No matter how many people attend, every single person matters

Whether the bookstore has a line around the corner, or if your Mom and Dad are the only attendees — every single person who comes to hear you speak is a VIP. If your event isn’t some huge sellout, try to remember that even bestselling authors have had their share of near-empty events. Everyone has to start somewhere. If you think about it, discussing your book with even one stranger is kind of the dream, right?
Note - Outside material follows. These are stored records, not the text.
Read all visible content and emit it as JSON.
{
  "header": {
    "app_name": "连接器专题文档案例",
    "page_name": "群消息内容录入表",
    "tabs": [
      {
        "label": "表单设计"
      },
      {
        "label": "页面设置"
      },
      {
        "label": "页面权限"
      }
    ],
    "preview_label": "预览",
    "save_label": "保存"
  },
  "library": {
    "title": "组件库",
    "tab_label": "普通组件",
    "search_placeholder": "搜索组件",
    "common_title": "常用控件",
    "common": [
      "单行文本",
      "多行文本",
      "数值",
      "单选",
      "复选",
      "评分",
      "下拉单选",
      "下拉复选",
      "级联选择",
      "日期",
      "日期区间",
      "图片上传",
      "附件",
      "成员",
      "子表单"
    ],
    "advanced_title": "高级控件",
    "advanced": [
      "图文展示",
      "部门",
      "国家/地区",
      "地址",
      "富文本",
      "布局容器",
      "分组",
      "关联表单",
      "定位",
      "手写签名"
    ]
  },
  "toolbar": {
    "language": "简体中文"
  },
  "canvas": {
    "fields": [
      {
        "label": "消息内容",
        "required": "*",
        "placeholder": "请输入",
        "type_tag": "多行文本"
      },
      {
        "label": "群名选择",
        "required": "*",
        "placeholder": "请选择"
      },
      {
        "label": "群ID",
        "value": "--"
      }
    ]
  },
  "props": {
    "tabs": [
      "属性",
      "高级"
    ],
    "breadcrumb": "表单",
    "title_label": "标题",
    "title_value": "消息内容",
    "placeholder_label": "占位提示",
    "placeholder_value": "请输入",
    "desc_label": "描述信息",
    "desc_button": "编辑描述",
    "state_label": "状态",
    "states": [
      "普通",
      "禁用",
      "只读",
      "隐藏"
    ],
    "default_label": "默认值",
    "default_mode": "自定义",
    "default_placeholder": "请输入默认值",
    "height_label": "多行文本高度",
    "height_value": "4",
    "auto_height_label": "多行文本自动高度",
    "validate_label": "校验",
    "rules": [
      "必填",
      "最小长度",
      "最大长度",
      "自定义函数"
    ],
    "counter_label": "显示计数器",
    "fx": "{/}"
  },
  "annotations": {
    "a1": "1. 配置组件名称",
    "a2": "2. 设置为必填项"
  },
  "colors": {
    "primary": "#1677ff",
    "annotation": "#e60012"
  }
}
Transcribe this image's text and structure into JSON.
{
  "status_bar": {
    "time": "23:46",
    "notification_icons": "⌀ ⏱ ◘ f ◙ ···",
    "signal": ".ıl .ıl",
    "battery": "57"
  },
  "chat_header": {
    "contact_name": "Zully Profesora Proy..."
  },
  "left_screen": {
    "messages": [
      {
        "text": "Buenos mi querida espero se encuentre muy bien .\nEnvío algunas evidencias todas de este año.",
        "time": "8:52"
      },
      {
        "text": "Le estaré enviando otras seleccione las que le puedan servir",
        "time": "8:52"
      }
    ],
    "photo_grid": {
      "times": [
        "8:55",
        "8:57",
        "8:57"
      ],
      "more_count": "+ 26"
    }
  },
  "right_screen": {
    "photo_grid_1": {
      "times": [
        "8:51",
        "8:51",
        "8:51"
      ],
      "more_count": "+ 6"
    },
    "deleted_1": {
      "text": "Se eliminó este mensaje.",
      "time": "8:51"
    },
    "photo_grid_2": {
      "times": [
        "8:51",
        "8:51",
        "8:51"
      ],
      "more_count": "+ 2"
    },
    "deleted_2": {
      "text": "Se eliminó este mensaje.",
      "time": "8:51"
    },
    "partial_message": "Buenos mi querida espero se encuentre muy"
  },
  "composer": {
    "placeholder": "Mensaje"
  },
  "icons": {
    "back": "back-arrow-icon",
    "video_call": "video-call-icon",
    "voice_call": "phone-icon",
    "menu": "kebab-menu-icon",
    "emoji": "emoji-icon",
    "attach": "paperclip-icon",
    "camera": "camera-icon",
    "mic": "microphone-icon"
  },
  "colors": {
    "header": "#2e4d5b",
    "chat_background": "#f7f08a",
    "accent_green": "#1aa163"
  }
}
Selling yourself is an elusive art form

I’m terrible at self-selling. It makes me uncomfortable. After nearly a decade of ghostwriting, editing, and pursuing a YA fiction career of my own, some people still don’t even know I write for a living! True story! If you don’t specifically ask me about my secret writing life, I don’t offer the info; that’s not conducive to selling books. B-Fest helped me face my fears. When I engaged in conversation without coming across as a lame, overbearing salesman type, people were naturally inclined to want to hear more about me. Admittedly, I’m still not great at the whole pitching thing, but B-Fest definitely taught me that being open can translate into people caring — and that turns into genuine interest in my writing.

Candace Ganger / www.candaceganger.com

This is part of the job

Along with learning how to sell myself, this event reminded me that writing the book is only half the battle. We authors have second, third, and fourth jobs when it comes to our books: maintaining our social media presence, interacting with event attendees, cleverly deciding what swag to utilize at events, figuring out how to pitch the book, and yes—going to the actual events. All these things combined help us connect with our audience, and that sells books. It’s also important to engage with the folks who put on the event — thank them and become part of their circle. One event doesn’t define your career, but those relationships might. After all, who else will champion your work when new customers are browsing for a hot YA release?

It’s supposed to be FUN

I know, I know— it’s hard to remember to have fun as it’s happening, but once it’s over, you’ll look back and think, “I wish I’d enjoyed it more and stressed less.” I can still remember this time last year, when I hadn’t yet sold my book. I couldn’t imagine what it’d feel like to live that dream — and now — here I am. It’s a feeling equivalent to putting my heart out there, while simultaneously wanting to remain anonymous. It’s scary, but exhilarating all at once. Just remember, the people at your first book event came to see YOU. Enjoy those moments for what they’re worth — and if it doesn’t turn out the way you’d hoped, I hear method acting works!